Saturday, 25 April 2009

No, seriously, there was one excellent proposal in The Budget

The one single proposal worth celebrating was the one to bring the UK into line with just about every other European country (except Ireland) and exempt dividends from overseas subsidiaries from UK corporation tax (pdf), which has always been part of the MW manifesto, e.g. point 2 here.

Seeing as the UK gives credit for overseas withholding taxes and underlying tax (in most cases), the additional UK tax burden is a paltry £1 billion or so, but it is no end of administrative hassle and a deterrent to locating a holding company in the UK. Being an attractive location for holding companies generates considerably more than £1 billion of 'invisible export' income, so that's a win-win.

Let's not forget that the UK scrapped withholding taxes on dividends back in 1999 (which is the other half of the equation, so fair play to them, Labour have done a few things right over the years) and the proposal (see the same pdf) to restrict tax relief for interest costs dovetails nicely with all this (and is also in the MW manifesto, of course), which is still more generous that the rules in most other European countries.

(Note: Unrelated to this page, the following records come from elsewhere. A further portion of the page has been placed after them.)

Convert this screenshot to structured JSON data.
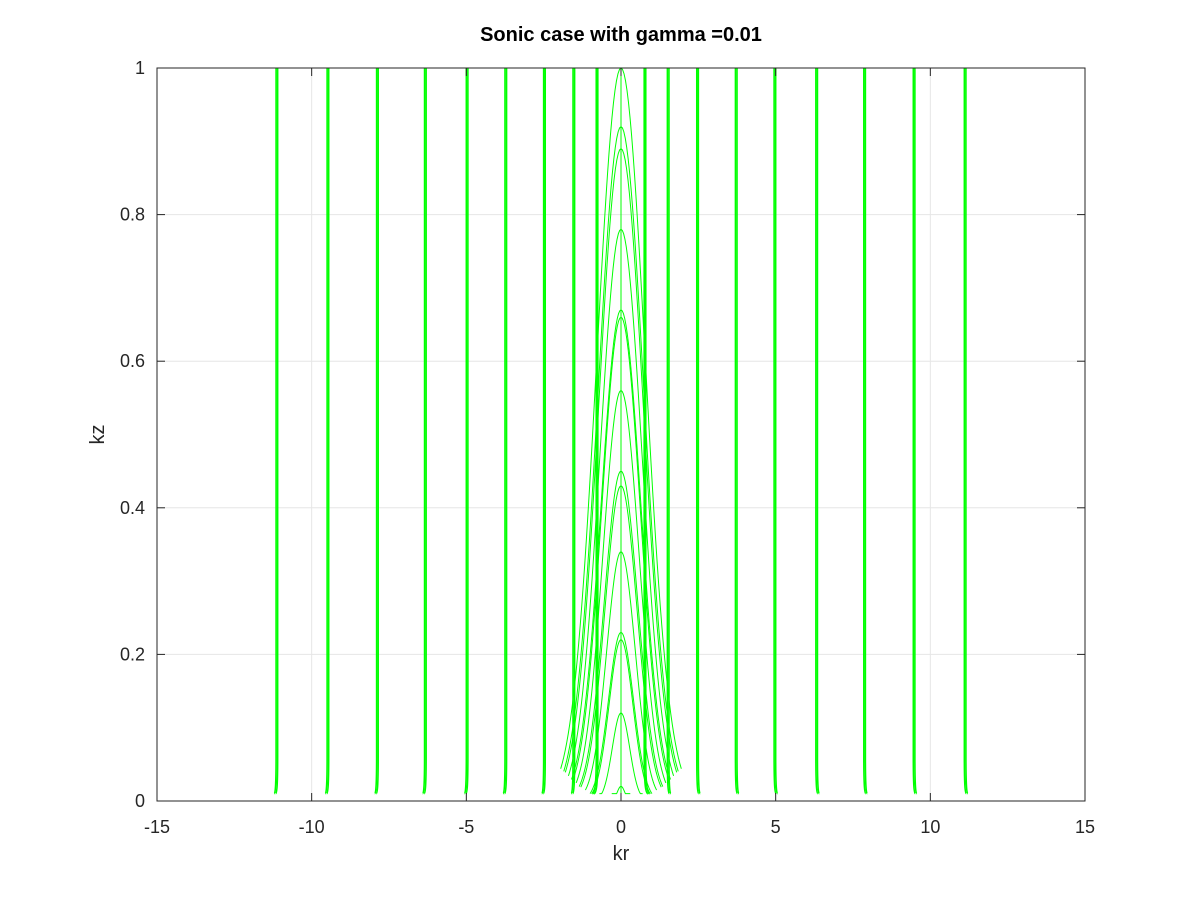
{
  "chart_data": {
    "type": "line",
    "title": "Sonic case with gamma =0.01",
    "xlabel": "kr",
    "ylabel": "kz",
    "xlim": [
      -15,
      15
    ],
    "ylim": [
      0,
      1
    ],
    "xticks": [
      -15,
      -10,
      -5,
      0,
      5,
      10,
      15
    ],
    "yticks": [
      0,
      0.2,
      0.4,
      0.6,
      0.8,
      1
    ],
    "xtick_labels": [
      "-15",
      "-10",
      "-5",
      "0",
      "5",
      "10",
      "15"
    ],
    "ytick_labels": [
      "0",
      "0.2",
      "0.4",
      "0.6",
      "0.8",
      "1"
    ],
    "grid": true,
    "line_color": "#00ff00",
    "series": [
      {
        "name": "near-vertical curves",
        "kz_range": [
          0.01,
          1
        ],
        "kr_positions": [
          -11.1,
          -9.45,
          -7.85,
          -6.3,
          -4.95,
          -3.7,
          -2.45,
          -1.5,
          -0.75,
          0.75,
          1.5,
          2.45,
          3.7,
          4.95,
          6.3,
          7.85,
          9.45,
          11.1
        ]
      },
      {
        "name": "arch curves",
        "center": 0,
        "peaks": [
          0.02,
          0.12,
          0.22,
          0.23,
          0.34,
          0.43,
          0.45,
          0.56,
          0.66,
          0.67,
          0.78,
          0.89,
          0.92,
          1.0
        ],
        "base_half_widths": [
          0.3,
          0.7,
          0.95,
          1.0,
          1.15,
          1.3,
          1.35,
          1.45,
          1.55,
          1.6,
          1.7,
          1.8,
          1.85,
          1.95
        ]
      }
    ]
  }
}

Ultimately, the best way of sorting all this out would be a further radical simplification and simply disallowing interest as an expense and not taxing the recipient on the income (which I believe some other European countries already do), but hey.

4 comments:

Lola said...

I like this restricting tax relief for interest costs business. I reckon it would have a very beneficial effect on house prices (ie downwards) as it would undo the skew between BtLetters and residential purchasers, the former being able to get tax relief on their debts and hence being able to pay a higher price than the latter.

Whatever, I would not allow BtLetters to claim any interest relief.

Simon Fawthrop said...

I like simple; simple is good, especially when it comes to taxation.

Nothing personal but the fewer tax accountants and tax consultants a company (and country) the better.

Our owners, a HK PLC, spends a small fortune on getting its tax right.

Mark Wadsworth said...

TGS, does 'HK' mean 'Hong Kong'?

Hong Kong has a tip-top tax system - no VAT, a flat income/corporation tax of 16% or so, and half of all relatively modest revenues are collected via ground rents, taxes on land values etc.

Simon Fawthrop said...

Mark,

Yes.

And yes they do have a good business environment however they do very stupid things like restricting land and building - the Governement not only auctions land but also states how much floor space can be built ie how high they can go. (Or at least that was the method a few years ago, it might have changed). Some argue this is at the behest of the billionaire land owners.

Furthermore, they allow tax releif on mortgages. Thats why they are more prone to property bubbles than we are.